Она убрала и вымыла чашки. Слушала воцарившуюся в комнатах пустую тишину. Третий участник событий не шёл из головы. Она бы не хотела вот так скитаться между мирами — бесприютная, потерянная, что-то или кого-то разыскивающая. Быть может, этот третий именно сейчас стоит внизу и смотрит на окна её квартиры?
Она вернулась в тёмную кухню и подошла к окну. На улице ни души. Ветер утих, дождь закончился. В лужах на асфальте отражались огни уличных фонарей. Быстро наступивший вечер принёс одиночество, которое теперь казалось тягостным и гнетущим.
Ольга достала из кармана пальто сложенные листы, бережно разгладила ладонями фотографию на столе. Всмотрелась в выбитые на сером камне имена.
Нет! — отбросила она лист на диван, падая следом за ним в слезах слепого отчаяния.
Воспоминания болезненным эхом отдались в душе, вызвали в памяти любимые образы.
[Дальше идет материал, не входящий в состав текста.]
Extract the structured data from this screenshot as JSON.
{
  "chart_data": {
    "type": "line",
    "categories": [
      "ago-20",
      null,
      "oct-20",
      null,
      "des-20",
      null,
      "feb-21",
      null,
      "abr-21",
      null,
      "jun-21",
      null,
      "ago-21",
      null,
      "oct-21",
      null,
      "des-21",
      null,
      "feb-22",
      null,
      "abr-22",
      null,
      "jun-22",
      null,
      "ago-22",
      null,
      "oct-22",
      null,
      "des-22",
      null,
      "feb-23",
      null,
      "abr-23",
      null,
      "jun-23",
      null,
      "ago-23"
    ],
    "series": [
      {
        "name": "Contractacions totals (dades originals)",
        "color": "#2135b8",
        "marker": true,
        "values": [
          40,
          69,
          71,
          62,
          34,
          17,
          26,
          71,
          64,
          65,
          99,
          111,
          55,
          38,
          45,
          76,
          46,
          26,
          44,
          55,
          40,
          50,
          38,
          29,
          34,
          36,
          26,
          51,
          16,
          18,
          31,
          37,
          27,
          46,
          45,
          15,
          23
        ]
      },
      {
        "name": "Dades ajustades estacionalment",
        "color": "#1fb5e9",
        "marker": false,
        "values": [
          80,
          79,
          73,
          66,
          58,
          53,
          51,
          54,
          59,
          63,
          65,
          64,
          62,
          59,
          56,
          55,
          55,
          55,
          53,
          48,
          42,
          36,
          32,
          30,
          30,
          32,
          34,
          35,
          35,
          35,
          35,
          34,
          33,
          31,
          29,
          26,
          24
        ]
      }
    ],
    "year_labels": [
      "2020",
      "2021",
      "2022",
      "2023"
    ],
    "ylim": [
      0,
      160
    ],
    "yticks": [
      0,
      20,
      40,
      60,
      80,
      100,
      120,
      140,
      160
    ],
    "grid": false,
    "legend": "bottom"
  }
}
Видения путались, ускользали, затягивались туманом. Она слышала голос Мартина. Он звал её:
— Вернись! Вернись к порогу моего дома бездомной кошкой — я дам тебе приют, дам кров и пищу, тепло и ласку.
Просил:
— Вернись перелётной птицей — я не отниму твою свободу, буду рядом, буду оберегать и защищать тебя.
Умолял:
— Вернись полевым цветком — я помещу тебя в благодатную почву, напою родниковой водой. Ты пустишь новые корни. Здесь, рядом со мной. Только вернись…
Её душа витала над узкими кривыми улицами Лондона, проносилась над скрипучими мостами и безлюдными парками.
Пряталась за углом поместья Малгри-Хаус, заглядывала в окна в ожидании встречи с ним, единственным.
Обнимала портрет с изображением матери, отца, братьев и сестёр. Гладила фолиант, которого касались руки мамы, ласки которых она так и не познала.
Поднималась по лестнице к двери особняка на Аддисон Роуд, подсматривала в замочную скважину.
Прыгала по ступням дома Сондры Макинтайр, запускала пальцы в мягкую шелковистую шерсть Мистера Духа, шептала приветственные слова.
Ехала в экипаже с Мартином, наслаждаясь его безмолвным обществом, прильнув невесомой головой к его плечу.
Душа плакала и тосковала по Лондону того времени с его удушливым дымом и затяжным туманным ненастьем, по мутным водам Темзы.
Ольга чувствовала себя выброшенной на берег рыбой, лишённой родной стихии, умирающей, но всё ещё живой и всё ещё не сдавшейся.